En parti autobiographique, le troisième opus du réalisateur s'attarde à la fois sur le collectif et l'intime, notamment sur une romance entre deux militants, l'un atteint du VIH. On est en plein dans les heures sombres de la maladie où les victimes tombaient comme des mouches devant l'indifférence des pouvoirs publics. Aujourd'hui âgé de 55 ans, Campillo explique pourquoi il s'est très tôt dirigé vers le militantisme.

«À l'aube des années 1980, j'étais dans ma vingtaine, raconte-t-il. Le sida faisait son apparition au pays. Bien sûr, j'avais le pressentiment que quelque chose de très grave allait arriver. Mon premier partenaire était malade. Après un test, j'ai appris que j'étais séronégatif. J'étais rassuré, toutefois la situation restait terrible, car on ne savait rien, pas même le mode de transmission. Il y avait bien quelques articles avec des images des malades. Terrorisé, j'ai ensuite décidé de ne pas avoir de relations sexuelles pendant cinq ans.»
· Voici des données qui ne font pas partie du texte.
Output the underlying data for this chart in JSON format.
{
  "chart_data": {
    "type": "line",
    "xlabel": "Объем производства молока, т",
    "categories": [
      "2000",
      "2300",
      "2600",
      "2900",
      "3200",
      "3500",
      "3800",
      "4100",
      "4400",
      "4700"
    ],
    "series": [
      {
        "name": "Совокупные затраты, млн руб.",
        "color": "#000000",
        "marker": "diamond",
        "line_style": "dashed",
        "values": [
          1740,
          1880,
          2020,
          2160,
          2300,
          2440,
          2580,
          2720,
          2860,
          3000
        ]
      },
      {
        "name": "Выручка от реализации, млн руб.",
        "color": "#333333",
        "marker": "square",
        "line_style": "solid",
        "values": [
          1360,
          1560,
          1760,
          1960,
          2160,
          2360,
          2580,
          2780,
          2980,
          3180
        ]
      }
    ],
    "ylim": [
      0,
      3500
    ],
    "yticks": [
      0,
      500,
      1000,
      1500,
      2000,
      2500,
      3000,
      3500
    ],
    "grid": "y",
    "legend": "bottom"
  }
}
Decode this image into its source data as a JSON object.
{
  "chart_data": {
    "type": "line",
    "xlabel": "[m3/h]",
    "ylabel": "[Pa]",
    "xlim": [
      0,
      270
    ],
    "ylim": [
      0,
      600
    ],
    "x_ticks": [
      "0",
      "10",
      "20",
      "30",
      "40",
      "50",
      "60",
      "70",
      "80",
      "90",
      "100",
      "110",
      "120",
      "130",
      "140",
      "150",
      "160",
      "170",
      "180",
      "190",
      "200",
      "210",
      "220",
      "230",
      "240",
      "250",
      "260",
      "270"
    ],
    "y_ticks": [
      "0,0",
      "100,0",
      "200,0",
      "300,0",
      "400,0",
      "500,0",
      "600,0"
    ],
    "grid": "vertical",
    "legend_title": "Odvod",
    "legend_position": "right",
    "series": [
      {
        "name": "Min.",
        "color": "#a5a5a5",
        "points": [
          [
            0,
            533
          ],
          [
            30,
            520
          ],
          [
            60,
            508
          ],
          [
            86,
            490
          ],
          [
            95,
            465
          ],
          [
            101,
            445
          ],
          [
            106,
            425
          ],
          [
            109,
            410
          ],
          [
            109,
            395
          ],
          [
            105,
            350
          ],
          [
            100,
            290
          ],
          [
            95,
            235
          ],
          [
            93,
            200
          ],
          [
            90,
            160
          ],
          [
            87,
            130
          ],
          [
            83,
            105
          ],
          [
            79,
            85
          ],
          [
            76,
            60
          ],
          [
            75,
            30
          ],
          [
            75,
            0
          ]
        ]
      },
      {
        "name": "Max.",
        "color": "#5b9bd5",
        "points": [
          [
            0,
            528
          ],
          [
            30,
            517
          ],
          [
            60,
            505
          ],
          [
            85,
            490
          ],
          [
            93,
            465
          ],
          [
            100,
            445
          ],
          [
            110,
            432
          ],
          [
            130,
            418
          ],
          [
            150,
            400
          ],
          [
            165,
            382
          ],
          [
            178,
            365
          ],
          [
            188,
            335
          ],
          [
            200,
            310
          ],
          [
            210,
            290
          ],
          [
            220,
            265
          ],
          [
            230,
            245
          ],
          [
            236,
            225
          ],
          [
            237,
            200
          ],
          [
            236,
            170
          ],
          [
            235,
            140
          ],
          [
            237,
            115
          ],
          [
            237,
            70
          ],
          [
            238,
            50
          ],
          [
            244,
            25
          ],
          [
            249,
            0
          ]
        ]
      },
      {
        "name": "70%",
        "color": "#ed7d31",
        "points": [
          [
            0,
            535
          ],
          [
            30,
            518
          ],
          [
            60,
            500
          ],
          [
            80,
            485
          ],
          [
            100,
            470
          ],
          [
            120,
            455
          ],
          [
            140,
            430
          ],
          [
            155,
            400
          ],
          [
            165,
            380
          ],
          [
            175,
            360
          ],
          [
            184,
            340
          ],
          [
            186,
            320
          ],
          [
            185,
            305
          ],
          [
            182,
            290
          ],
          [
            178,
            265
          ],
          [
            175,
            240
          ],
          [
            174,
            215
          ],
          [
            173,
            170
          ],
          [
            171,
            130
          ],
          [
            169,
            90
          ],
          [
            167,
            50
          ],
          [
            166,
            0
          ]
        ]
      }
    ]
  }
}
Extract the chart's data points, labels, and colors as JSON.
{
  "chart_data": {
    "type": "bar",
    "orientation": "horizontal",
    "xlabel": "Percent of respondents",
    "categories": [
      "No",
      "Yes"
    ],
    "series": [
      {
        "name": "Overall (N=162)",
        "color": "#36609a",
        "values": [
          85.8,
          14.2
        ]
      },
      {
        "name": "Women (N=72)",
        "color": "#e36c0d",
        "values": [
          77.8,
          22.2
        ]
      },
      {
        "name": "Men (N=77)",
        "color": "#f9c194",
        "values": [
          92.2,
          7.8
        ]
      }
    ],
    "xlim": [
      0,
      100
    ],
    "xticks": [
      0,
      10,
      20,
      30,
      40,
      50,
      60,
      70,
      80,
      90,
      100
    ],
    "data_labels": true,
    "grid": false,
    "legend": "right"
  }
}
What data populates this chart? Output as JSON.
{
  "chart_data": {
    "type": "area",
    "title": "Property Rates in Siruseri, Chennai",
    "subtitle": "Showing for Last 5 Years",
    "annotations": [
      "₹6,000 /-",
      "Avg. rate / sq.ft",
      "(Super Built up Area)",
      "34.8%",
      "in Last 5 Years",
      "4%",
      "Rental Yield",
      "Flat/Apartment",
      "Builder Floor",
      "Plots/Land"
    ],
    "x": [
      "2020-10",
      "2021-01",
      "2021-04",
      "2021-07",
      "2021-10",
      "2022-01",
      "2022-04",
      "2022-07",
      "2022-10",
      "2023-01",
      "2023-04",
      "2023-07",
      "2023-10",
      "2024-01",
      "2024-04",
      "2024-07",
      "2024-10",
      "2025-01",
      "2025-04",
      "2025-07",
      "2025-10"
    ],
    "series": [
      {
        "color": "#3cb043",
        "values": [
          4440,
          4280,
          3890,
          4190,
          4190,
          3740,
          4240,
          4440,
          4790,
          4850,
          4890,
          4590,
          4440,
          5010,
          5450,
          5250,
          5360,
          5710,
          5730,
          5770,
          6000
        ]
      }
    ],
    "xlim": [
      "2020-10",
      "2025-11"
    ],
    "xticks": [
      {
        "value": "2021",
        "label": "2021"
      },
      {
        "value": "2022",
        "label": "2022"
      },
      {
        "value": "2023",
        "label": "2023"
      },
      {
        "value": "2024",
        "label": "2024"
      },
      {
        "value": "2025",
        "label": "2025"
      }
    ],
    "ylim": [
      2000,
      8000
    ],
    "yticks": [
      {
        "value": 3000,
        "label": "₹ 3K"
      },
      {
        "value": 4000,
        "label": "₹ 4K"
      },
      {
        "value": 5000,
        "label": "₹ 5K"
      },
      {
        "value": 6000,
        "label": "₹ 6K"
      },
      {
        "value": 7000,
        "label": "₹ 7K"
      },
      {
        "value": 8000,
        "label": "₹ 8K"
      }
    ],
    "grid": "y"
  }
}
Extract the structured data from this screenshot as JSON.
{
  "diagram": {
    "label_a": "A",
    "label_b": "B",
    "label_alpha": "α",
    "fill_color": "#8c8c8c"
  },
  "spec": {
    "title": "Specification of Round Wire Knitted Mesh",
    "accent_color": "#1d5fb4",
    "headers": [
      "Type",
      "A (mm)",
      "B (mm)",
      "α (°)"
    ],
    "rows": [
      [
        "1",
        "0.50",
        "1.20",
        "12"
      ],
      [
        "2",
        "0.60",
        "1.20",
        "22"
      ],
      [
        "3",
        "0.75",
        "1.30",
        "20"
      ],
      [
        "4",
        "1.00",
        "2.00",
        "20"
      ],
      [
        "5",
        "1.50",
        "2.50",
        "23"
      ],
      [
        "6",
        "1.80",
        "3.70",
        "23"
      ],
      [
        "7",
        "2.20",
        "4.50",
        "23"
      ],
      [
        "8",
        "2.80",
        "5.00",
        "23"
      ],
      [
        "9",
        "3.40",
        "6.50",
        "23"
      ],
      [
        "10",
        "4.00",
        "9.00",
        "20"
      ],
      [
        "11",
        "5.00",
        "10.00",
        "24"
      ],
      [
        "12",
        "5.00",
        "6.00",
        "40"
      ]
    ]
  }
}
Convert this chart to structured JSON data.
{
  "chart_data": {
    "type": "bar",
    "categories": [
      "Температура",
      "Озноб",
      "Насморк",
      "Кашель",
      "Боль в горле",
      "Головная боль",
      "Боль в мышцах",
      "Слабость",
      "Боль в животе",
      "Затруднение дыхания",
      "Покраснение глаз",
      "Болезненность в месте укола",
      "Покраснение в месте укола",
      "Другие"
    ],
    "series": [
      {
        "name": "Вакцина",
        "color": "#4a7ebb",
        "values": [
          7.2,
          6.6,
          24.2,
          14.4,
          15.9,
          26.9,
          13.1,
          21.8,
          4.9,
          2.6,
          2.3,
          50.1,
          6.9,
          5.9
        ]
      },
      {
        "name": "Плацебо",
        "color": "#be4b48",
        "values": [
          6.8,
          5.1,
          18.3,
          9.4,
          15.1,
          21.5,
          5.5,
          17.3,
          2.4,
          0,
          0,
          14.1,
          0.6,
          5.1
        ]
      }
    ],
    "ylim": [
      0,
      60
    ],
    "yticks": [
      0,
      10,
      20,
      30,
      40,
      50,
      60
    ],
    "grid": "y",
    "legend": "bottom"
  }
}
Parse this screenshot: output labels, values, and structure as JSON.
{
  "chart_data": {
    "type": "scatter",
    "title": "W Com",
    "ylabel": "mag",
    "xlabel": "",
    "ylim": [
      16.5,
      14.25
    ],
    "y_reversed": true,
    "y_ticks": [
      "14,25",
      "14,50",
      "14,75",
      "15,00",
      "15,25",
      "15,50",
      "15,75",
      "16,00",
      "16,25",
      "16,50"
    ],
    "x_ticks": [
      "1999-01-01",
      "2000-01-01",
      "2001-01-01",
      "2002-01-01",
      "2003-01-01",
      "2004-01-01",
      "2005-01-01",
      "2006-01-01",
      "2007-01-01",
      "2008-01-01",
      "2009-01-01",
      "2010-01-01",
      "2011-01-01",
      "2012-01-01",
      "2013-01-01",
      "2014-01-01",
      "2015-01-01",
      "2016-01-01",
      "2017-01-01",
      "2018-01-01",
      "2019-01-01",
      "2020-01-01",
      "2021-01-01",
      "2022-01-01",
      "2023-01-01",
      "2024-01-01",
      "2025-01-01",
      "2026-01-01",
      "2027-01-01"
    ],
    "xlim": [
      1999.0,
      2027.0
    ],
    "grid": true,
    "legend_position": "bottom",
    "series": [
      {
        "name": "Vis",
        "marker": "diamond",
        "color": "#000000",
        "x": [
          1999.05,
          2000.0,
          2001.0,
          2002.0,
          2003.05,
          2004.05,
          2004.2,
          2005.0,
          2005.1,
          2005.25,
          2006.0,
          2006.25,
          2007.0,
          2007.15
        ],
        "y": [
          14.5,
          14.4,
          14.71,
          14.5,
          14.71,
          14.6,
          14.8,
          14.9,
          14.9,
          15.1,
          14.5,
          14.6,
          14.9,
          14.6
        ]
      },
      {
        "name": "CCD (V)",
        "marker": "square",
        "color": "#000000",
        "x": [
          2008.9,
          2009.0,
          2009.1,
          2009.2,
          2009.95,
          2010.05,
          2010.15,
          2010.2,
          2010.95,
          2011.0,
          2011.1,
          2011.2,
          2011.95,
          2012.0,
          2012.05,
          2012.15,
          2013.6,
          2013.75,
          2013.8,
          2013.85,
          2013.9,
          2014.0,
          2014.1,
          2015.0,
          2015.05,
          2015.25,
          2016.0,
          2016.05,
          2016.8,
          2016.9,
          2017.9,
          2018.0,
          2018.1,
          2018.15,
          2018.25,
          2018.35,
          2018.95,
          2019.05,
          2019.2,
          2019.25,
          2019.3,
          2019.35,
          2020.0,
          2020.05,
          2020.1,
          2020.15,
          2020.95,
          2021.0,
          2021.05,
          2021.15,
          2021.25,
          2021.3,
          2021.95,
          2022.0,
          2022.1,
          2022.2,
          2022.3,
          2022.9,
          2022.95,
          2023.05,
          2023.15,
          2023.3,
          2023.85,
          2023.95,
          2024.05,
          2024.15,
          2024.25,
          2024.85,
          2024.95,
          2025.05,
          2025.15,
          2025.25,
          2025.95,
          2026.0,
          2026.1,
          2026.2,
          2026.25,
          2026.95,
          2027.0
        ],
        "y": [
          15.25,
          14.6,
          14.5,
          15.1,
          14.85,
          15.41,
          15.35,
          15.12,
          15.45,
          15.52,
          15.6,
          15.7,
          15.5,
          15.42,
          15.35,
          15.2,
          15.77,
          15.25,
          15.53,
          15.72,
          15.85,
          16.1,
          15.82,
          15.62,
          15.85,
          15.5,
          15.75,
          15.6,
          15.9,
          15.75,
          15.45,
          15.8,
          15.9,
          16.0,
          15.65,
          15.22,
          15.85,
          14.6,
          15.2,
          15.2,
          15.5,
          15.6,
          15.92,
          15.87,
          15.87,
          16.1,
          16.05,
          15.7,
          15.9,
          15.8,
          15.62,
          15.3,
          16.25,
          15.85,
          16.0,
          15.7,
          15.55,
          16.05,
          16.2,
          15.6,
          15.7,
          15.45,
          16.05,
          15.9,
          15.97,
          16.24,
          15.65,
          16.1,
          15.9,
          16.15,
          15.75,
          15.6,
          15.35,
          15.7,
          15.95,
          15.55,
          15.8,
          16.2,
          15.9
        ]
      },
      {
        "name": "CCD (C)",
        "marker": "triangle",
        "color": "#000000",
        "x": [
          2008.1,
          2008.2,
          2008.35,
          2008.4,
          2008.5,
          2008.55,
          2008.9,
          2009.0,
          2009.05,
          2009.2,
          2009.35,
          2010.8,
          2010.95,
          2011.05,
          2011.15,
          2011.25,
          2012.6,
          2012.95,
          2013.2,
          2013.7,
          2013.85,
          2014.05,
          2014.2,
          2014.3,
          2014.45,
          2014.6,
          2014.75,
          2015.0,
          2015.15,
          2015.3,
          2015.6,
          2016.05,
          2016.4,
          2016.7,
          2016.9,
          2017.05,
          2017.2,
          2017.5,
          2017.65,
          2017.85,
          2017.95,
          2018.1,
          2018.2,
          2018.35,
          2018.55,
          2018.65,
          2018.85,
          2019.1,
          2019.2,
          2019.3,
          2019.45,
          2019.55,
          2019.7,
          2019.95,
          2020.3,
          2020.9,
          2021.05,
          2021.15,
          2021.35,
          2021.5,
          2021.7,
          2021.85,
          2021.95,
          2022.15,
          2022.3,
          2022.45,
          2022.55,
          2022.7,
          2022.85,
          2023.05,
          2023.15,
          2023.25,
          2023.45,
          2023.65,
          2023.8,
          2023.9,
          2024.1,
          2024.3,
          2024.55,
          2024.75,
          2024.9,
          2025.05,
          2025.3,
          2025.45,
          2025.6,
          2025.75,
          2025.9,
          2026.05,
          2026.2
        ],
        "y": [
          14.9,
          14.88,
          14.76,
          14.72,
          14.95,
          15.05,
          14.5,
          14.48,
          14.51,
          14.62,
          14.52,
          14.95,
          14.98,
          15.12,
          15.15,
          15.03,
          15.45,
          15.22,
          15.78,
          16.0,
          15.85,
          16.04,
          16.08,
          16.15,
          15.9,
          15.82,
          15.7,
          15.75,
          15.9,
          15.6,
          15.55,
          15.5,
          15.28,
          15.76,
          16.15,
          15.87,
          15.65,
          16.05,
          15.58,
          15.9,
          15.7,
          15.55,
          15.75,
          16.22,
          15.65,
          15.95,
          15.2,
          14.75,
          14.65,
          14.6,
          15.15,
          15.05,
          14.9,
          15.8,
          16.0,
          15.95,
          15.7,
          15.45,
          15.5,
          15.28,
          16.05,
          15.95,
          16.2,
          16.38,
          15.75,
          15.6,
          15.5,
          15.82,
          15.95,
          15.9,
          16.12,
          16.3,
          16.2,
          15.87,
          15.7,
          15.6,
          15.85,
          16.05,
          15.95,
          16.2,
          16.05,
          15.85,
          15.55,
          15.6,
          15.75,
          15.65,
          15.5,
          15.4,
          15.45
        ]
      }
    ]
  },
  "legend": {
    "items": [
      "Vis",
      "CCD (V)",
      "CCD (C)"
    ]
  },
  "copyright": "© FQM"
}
En 1992, Robin Campillo devient alors militant à un moment où le sida est devenu une question politique. «Malgré la peur d'être malade, je me suis repris en main. L'épidémie faisait déjà des ravages depuis dix ans quand je suis arrivé chez Act Up. Lorsque je suis rentré dans l'association, j'avais en moi une grande colère. Chez Act Up, on passait pour les mauvais garçons ou les méchants pédés. Avec le film, je voulais raconter l'histoire d'un groupe, comme un seul corps, avec des malades qui se retirent au fur et à mesure que le virus les rattrape.»

La mort, mais surtout la vie. 120 battements par minutes reconstitue également les beaux moments d'une association composée d'une multitude d'activistes aux trajectoires multiples, des gays, des séropos, des hétéros, des trans, des toxicos et des transfusés aussi. «On était jeunes et plutôt conscients de la légitimité de notre action. On y ajoutait une sorte d'élégance. C'était souvent drôle et outrancier. On avait du plaisir. Les gens dansaient, riaient, faisaient l'amour... d'ailleurs, l'un des slogans d'Act Up était danser = vivre". Il reste que malgré une certaine désinvolture, on était au fond très en colère.»

120 battements par minute – Drame social – MK2 Mile End – 140 minutes – Sortie en salles le 13 octobre 2017 – France.